A new way to visualise sensory neurons
US researchers have uncovered a novel method using a tool used to visualise ion channels in mechanosensory neurons.
A recent study by researchers at Texas Children’s Hospital, Baylor College of Medicine, and Scripps Research Institute, US, has discovered fluorescent dye FM 1-43 as an effective and versatile tool to visualise PIEZO2 ion channel activity in mechanosensory neurons.
Mechanosensation is the ability to detect dynamic mechanical stimuli like pressure, stretch, and shear stress, and it is crucial for the function of many physiological processes. Sensory neurons gather mechanical stimuli from the environment and internal organs to convey this information to the brain.
The study, published in Neuron, built on work from a 2010 study that led to the discovery of Piezo1 and Piezo2 as essential components of distinct mechanically-activated ion channels. It was demonstrated that the critical role these channels play in sensing and responding to external and internal mechanical stimuli such as touch, proprioception, and bladder stretch sensation. The broad expression of these receptors in sensory neurons suggests it may have yet undiscovered roles in many organ systems.
“There are no known endogenous chemical agonists for PIEZO2, so identifying where PIEZO2 is expressed is an important clue that a specific cell or tissue may detect and respond to mechanical forces,” said lead author Dr Kara Marshall, Assistant Professor at Baylor College of Medicine, and Investigator at the Jan and Dan Duncan Neurological Research Institute at Texas Children’s Hospital.
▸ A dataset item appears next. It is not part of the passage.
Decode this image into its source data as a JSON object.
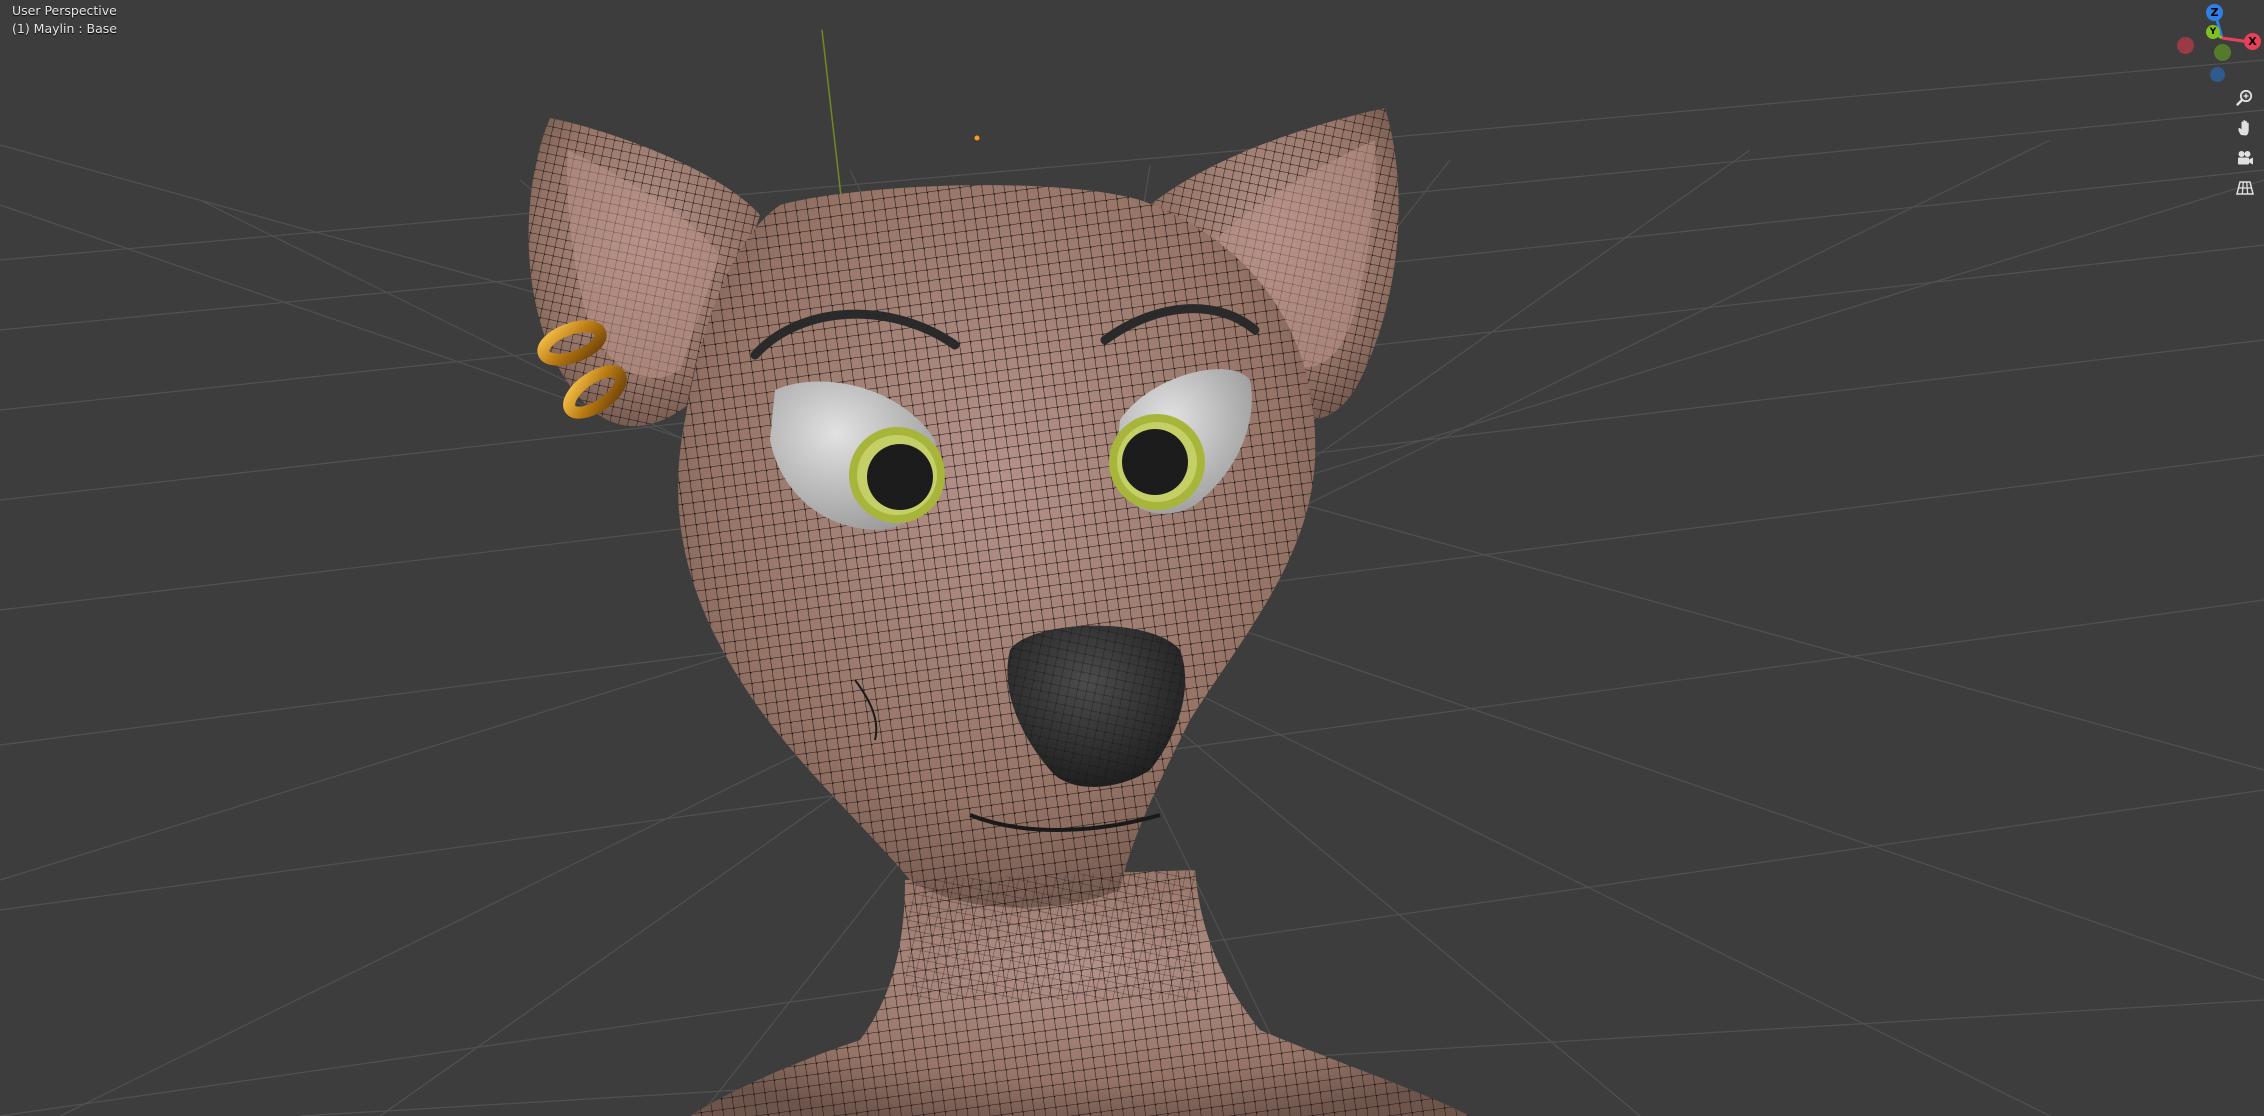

“However, one of the challenges in understanding mechanosensation is our inability to specifically identify mechanosensory neurons. Unfortunately, antibodies against PIEZO2 or a PIEZO2-GFP knock-in mouse have had limited efficacy for in vivo localization of PIEZO2 – a technical hurdle that the scientists in the field have struggled with for years and one that has slowed down further progress.”
In their quest to find an in vivo visualisation tool for mechanosensory neurons, this research team turned to fluorescent styryl dye FM 1-43 which partitions into lipid membranes and has long been used to visualize intracellular trafficking pathways in various tissues both in vitro and in vivo.
In addition to its well-documented role in cellular trafficking, FM 1-43 has been proposed to enter cells through a separate mechanism: via sensory ion channels. This dye results in vivid cellular labelling via several sensory ion channels in vitro, and was observed to label many sensory neurons in vivo.
To test how much of FM 1-43 labelling was specifically due to Piezo2-expressing mechanosensory neurons in animals, the team generated transgenic mice that lacked Piezo2 in certain tissues during development. To their absolute surprise, they found that in these animals the FM 1-43 labelling was significantly reduced, suggesting that most labelling in the sensory nervous system depended on Piezo2 activity and was not a result of non-specific affinity for many ion channels, as believed previously.
Based on these and other experiments, the authors concluded that although FM 1-43 is non-specific in vitro, it specifically labels Piezo2-dependent mechanosensory neurons in vivo. The mechanisms underlying these differences in FM 1-43 labeling remain to be explored.